Dolandırıcı iki adam bir kadına gidip yüklüce para emanet ediyor ve şöyle diyorlar, "Biz bir yolculuğa çıkıyoruz. Senin yanında emanet dursun. İkimiz geldiğimizde parayı verirsin. Ancak birimiz gelirsek parayı vermeyeceksin."
Bir müddet sonra adamlardan birisi dönüyor ve kadına gelerek diyor ki, "Biz yolculuktan döndük. Ama arkadaşım yolda öldü." Kadın da kendisinden parasını isteyen adamın anlattıklarına inanarak parayı teslim ediyor.

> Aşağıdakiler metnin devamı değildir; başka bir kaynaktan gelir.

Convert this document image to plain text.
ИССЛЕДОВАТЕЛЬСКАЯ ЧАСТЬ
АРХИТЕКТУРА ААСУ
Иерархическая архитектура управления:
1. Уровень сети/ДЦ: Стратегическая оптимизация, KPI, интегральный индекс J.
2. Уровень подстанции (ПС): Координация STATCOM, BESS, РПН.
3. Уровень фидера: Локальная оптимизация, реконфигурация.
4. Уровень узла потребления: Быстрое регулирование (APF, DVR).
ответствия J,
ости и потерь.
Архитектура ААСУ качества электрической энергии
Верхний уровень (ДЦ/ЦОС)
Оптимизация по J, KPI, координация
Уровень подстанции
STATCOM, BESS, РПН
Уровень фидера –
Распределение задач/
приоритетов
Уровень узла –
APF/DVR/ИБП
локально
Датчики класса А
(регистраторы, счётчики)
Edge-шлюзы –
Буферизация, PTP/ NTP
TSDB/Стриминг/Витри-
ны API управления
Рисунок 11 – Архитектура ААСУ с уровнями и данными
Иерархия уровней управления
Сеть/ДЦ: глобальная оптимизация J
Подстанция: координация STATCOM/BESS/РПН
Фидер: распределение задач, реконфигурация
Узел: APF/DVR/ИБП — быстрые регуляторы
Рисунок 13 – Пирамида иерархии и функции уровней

Bir süre sonra öteki adam gelip kadından parasını istiyor. Kadın durumu olduğu gibi anlatıyor. Ama adam söz dinlemiyor ve itiraz edip, "Olmaz öyle şey, ben paramı isterim" diye diretiyor. Çaresiz kalan kadın durumu Hz. Ali'ye anlatınca, Hz. Ali adamı çağırtıyor ve aralarında şu konuşma geçiyor: "Paranızı geri almak için sizin şartınız neydi? İkinizin birlikte gelmesi değil miydi?" Adam, "evet" dedi. Bunun üzerine Hz. Ali, "Öyleyse git arkadaşını al getir. Paran bende, ikiniz geldiğinizde paranızı teslim edeceğim" dedi.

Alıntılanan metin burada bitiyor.